DMF (BG-12), sulforaphane, and prednisolone were purchased from Sigma-Aldrich (St. Louis, MO, USA). For the cellular functional assay, these compounds were dissolved in dimethylsulfoxide (DMSO; Nacalai Tesque, Kyoto, Japan) and stored in aliquots at –20 °C. For the animal model, DMF and prednisolone were suspended in 0.5 % methylcellulose as vehicle.
Antibodies and flow cytometric analysis
Monoclonal antibodies (mAbs) used were PE-conjugated anti-human CD120b (hTNFR-M1), biotin-conjugated anti-human CD120a (MABTNFR1-B1), and isotype-matching control mAb.
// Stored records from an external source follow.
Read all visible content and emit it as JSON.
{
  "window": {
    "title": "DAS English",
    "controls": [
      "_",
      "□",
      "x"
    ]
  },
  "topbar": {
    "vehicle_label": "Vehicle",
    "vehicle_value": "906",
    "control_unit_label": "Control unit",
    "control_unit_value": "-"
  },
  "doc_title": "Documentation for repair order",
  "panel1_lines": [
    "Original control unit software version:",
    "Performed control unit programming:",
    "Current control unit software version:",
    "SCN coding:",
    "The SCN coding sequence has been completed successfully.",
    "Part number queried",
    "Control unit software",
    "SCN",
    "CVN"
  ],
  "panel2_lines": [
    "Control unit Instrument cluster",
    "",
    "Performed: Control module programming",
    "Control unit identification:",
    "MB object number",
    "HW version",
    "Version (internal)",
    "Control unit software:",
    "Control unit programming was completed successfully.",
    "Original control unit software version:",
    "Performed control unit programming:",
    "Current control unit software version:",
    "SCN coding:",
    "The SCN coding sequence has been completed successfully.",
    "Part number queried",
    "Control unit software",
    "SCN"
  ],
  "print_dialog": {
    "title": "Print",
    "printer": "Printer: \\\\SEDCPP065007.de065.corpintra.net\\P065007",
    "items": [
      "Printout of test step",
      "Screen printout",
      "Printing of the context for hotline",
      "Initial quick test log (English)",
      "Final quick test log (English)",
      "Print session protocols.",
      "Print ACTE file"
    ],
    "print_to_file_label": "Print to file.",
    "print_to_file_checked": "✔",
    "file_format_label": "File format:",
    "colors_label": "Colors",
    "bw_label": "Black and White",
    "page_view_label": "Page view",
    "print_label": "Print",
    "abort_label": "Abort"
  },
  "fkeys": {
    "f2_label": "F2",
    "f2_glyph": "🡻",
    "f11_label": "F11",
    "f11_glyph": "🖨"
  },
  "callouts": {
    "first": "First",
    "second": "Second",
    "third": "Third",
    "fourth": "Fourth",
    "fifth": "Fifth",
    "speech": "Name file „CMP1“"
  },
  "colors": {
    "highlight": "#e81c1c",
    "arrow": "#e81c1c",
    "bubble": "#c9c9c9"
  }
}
Allophycocyanin-conjugated streptavidin was used for staining biotin antibodies. All of these were purchased from BD Biosciences (San Jose, CA, USA). For Fc receptor blocking, we used FcR Blocking Reagent (Miltenyi Biotech, Auburn, CA, USA). Cell surface staining was performed according to standard techniques, and flow cytometry was performed with a FACSCalibur flow cytometer and analyzed using CellQuest™ Pro software (BD Biosciences).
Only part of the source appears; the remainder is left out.